El triunfo indiscutible de Carmen Cervera ha sido el conseguir que la fabulosa colección de arte Thyssen-Bornemisza, una de las mejores del mundo, se haya quedado en España. Sinceramente creo que todos los españoles debemos estarle agradecidos por lograrlo. Obtuvo gracias a ello el reconocimiento oficial, excepto el ansiado marquesado, y también el popular, pero eso para ella no era suficiente. Al fin y al cabo la colección era de su marido y no de ella, por lo que en lugar de dedicarse a promocionar y engrandecer el Museo Thyssen-Bornemisza, que hubiese sido lo suyo, decidió hacerle la competencia al museo y al difunto barón creando el suyo propio. Se lanzó como una loca a gastar millones y millones de euros comprando al peso todos los cuadros de firma que pillaba. Del barón Llámale-Heini decía el ínclito marqués de Vilallonga, snob hasta la nausea, que era un ceporro con millones, pero que tenía olfato para comprar obras maestras a buen precio. Parece ser que su viuda heredó los millones pero no el olfato y hay historiadores de arte que consideran la flamante “Colección Carmen Thyssen” de calidad mediocre, pero eso ella se lo pasa por el arco de triunfo, porque tiene muchos cuadros, de hecho cientos de ellos, y todos son de firma. Su fina sensibilidad le ha llevado a abrir “delegaciones” de su museo particular en varias ciudades de España, así como quien abre McDonald’s, y ahora se pasa el día paseando su ¿maquillaje?, sus joyas y sus visones de inauguración en inauguración.

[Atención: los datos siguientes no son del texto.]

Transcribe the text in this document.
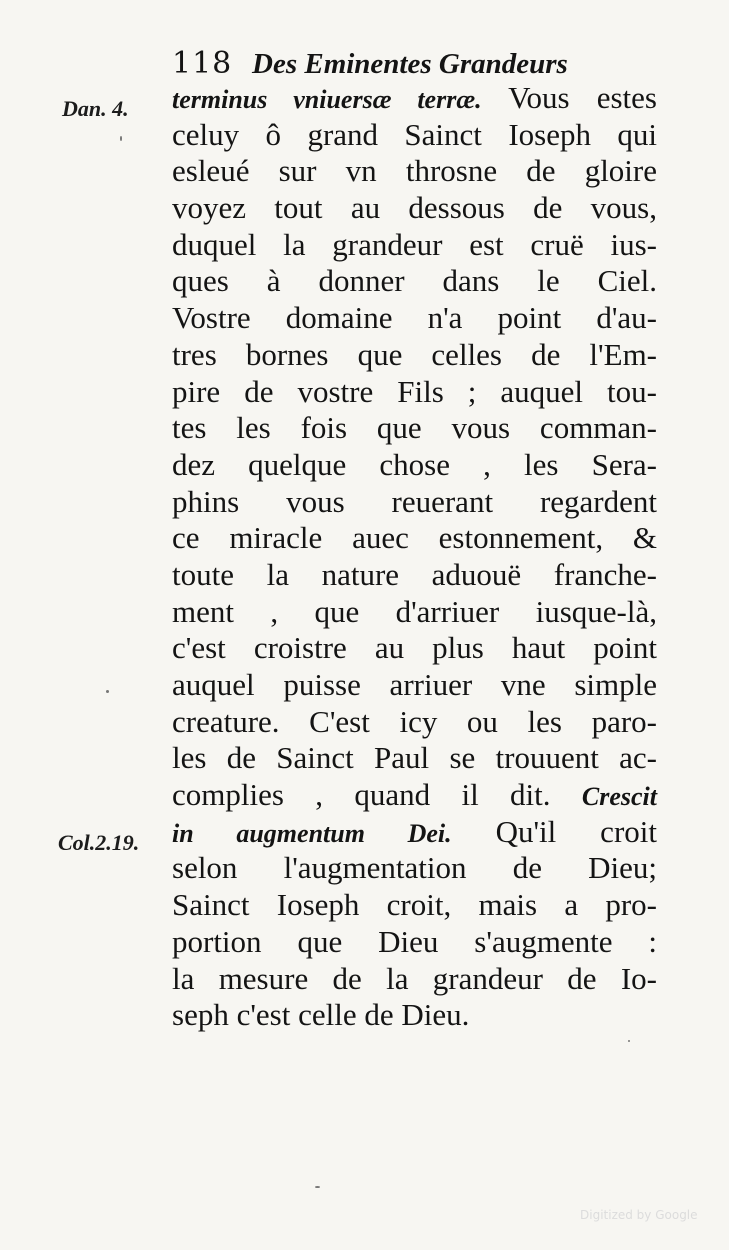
118 Des Eminentes Grandeurs
Dan. 4.
Col.2.19.
terminus vniuersæ terræ. Vous estes
celuy ô grand Sainct Ioseph qui
esleué sur vn throsne de gloire
voyez tout au dessous de vous,
duquel la grandeur est cruë ius-
ques à donner dans le Ciel.
Vostre domaine n'a point d'au-
tres bornes que celles de l'Em-
pire de vostre Fils ; auquel tou-
tes les fois que vous comman-
dez quelque chose , les Sera-
phins vous reuerant regardent
ce miracle auec estonnement, &
toute la nature aduouë franche-
ment , que d'arriuer iusque-là,
c'est croistre au plus haut point
auquel puisse arriuer vne simple
creature. C'est icy ou les paro-
les de Sainct Paul se trouuent ac-
complies , quand il dit. Crescit
in augmentum Dei. Qu'il croit
selon l'augmentation de Dieu;
Sainct Ioseph croit, mais a pro-
portion que Dieu s'augmente :
la mesure de la grandeur de Io-
seph c'est celle de Dieu.
Digitized by Google
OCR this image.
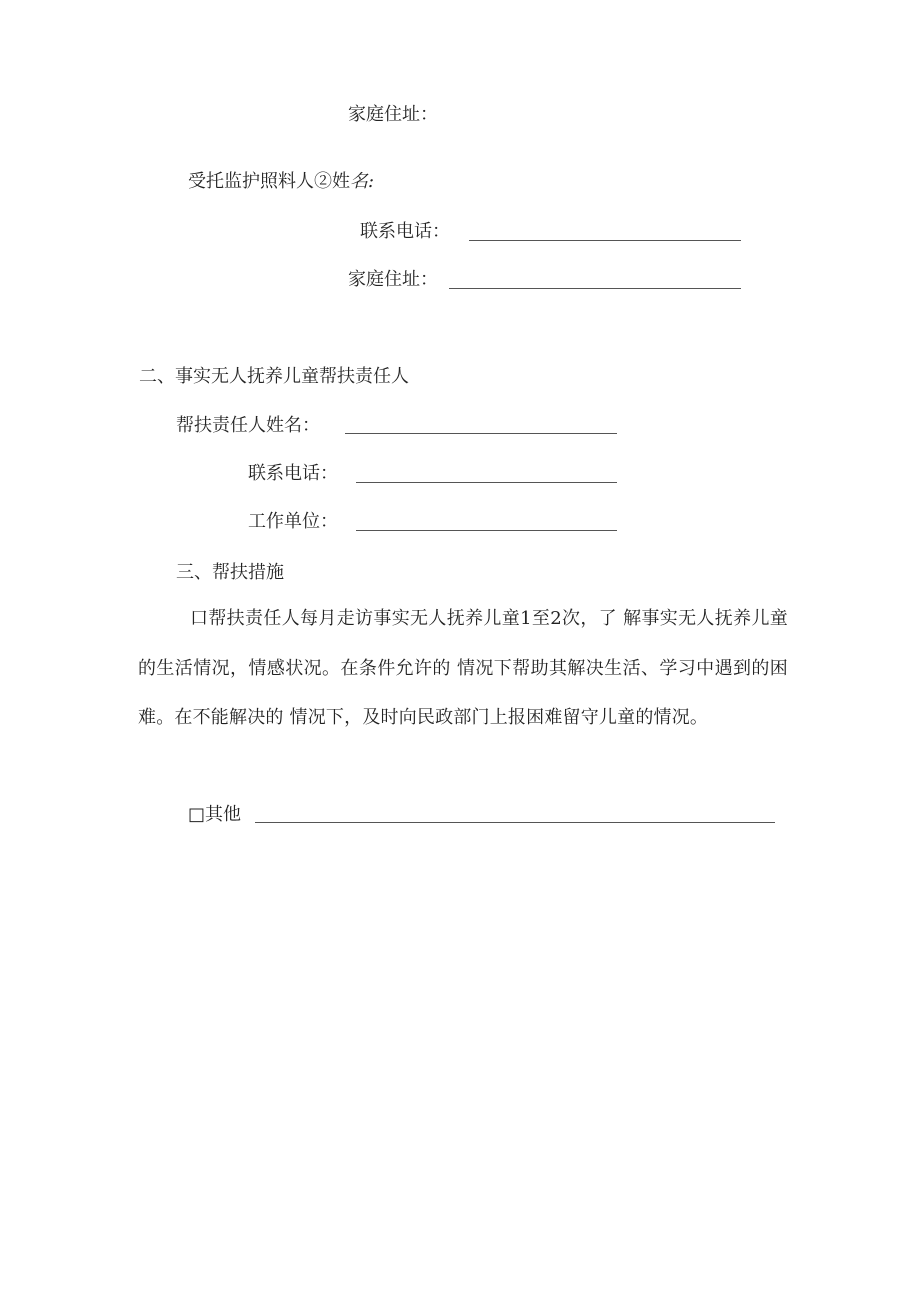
家庭住址：
受托监护照料人②姓名:
联系电话：
家庭住址：
二、事实无人抚养儿童帮扶责任人
帮扶责任人姓名：
联系电话：
工作单位：
三、帮扶措施
口帮扶责任人每月走访事实无人抚养儿童1至2次，了 解事实无人抚养儿童的生活情况，情感状况。在条件允许的 情况下帮助其解决生活、学习中遇到的困难。在不能解决的 情况下，及时向民政部门上报困难留守儿童的情况。
□其他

Hay personas que tienen elegancia y estilo suficientes para volar por las alturas y chapotear en el barro sin perder la distinción. La baronesa viuda von Thyssen-Bornemisza ha debido pensar que es una de ellas, porque lo mismo se pone muy digna y muy seria hablando de una exposición temporal de Sargent en Villahermosa, que se zambulle como una sirena en el mar de la prensa rosa destripando las turbulentas relaciones que mantiene con su hijo y con nuera. Ni que decir tiene que con una fortuna como la suya puede permitirse pasar olímpicamente de la opinión de los demás, pero mucho me temo que con cada una de esas extravagantes oscilaciones deja más pelo en la gatera del que ella cree. Porque la verdad es que a la baronesa nadie la toma demasiado en serio. Baronesa, un poco de mentirijillas pero baronesa al fin y al cabo, millonaria, poseedora de una enorme colección de arte, Suma Sacerdotisa de uno de los mejores museos de Europa… y nadie la toma totalmente en serio. ¿Será por ser mujer? No lo creo, porque hay muchas mujeres de su misma posición a las que todo el mundo respeta. ¿Por su pasado turbulento? Tampoco, que ahí tenemos a la princesa Mette-Marit de Noruega haciéndose hueco entre la realeza, tan pimpante. ¿Será tonta? Nadie llega a donde ha llegado Tita siendo tonto. ¿Qué será?